Adding an anti-aliasing filter to the polarimeter
In order to run the data acquisition at a smaller rate, we can place a hardware anti-aliasing filter on the differential polarimeter boards. This would take the computational load off the digital system and relax the requirements on how fast we acquire the data. Mike suggests replacing adding an active two-pole filter at the output of the polarimeter board. We can place a quad OP140 on the board instead of the dual version. The filter design is described in Horowitz and Hill in CH5.07 page 274. We would need to try different filters to see which one works best for our signal.
Expanding the number of channels
I checked the National Instruments website to see what equipment we might need to expand the number of channels. Each channel requires two analog inputs (Differential and sum polarimeter signals) and two analog outputs (chirp/calibration signal and Z-modulation). We could save one AI by only recording the difference signal, or add one AO if we want to modulate the field along two axes and get three-axial output. We potentially want a digital feedback on X, Y fields as well.

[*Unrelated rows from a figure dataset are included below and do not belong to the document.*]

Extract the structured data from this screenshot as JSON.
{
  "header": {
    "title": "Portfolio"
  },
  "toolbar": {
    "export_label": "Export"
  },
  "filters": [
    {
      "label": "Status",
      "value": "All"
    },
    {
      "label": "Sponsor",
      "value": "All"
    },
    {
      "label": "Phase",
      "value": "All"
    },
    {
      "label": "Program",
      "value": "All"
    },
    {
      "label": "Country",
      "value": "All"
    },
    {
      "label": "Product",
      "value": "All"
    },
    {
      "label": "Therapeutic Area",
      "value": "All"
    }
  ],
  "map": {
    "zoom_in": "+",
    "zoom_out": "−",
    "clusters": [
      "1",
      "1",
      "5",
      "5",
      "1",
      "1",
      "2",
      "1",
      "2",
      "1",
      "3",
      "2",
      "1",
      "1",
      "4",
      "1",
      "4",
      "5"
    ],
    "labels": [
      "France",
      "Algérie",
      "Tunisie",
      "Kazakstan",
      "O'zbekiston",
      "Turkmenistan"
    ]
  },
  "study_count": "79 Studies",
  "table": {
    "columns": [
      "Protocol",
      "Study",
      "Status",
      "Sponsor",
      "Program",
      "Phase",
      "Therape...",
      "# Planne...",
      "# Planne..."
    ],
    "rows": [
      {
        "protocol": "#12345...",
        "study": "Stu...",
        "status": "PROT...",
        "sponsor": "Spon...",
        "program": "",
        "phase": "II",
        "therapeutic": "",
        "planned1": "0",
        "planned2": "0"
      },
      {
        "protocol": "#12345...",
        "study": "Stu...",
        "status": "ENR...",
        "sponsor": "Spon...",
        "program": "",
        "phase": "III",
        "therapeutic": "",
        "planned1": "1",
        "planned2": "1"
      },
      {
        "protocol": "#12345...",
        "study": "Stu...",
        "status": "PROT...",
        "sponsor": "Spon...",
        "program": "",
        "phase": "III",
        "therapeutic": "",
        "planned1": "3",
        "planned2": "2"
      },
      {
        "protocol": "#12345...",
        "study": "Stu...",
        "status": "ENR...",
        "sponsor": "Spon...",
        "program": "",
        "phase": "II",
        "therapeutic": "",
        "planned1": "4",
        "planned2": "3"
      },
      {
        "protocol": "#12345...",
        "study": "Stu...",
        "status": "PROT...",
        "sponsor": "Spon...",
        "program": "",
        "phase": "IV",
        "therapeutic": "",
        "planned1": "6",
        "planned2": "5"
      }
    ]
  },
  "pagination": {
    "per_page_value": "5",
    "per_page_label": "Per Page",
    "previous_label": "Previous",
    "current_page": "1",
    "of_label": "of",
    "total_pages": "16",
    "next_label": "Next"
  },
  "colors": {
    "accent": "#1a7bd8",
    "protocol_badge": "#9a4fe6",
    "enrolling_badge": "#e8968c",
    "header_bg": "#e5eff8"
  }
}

There are two main approaches we can use. The first approach is to have multiple FPGAs, each one controlling a set of four magnetometers. The cheapest NI FPGA (7851R) costs $2.8k, equating is $700/channel. The drawback is that the FPGA only has 8 analog inputs and 8 analog outputs, and there are no analog outputs free for the feedback signals. There are still free digital outputs that the FPGA can use to talk to an Arduino over SPI or something similar. Using FPGAs will result in the fastest feedback with proper timing. We don't have the requirements for the feedback to be fast (its band is DC-0.5 Hz as of now) With the signal normalization the FPGA is already close to its limit of slices.
The second approach is to use a PXI rack with stacks of ADCs and DAQs. The advantage is that we can add DAQs very easily by adding new boards. We could use a dedicated real-time controller to process the data, and if both DAQs and ADCs support NI DAQmx then the real time controller is not really needed. These boards have their own controllers that ensures timing, and the data processing can be done on the host computer. Each sensor running at 20 kHz with 18-32 bit resolution should produce around 1 MBit/second of data, which is very manageable. With a dedicated controller the price would be $500/channel, and if the host does the data processing it's $230/channel.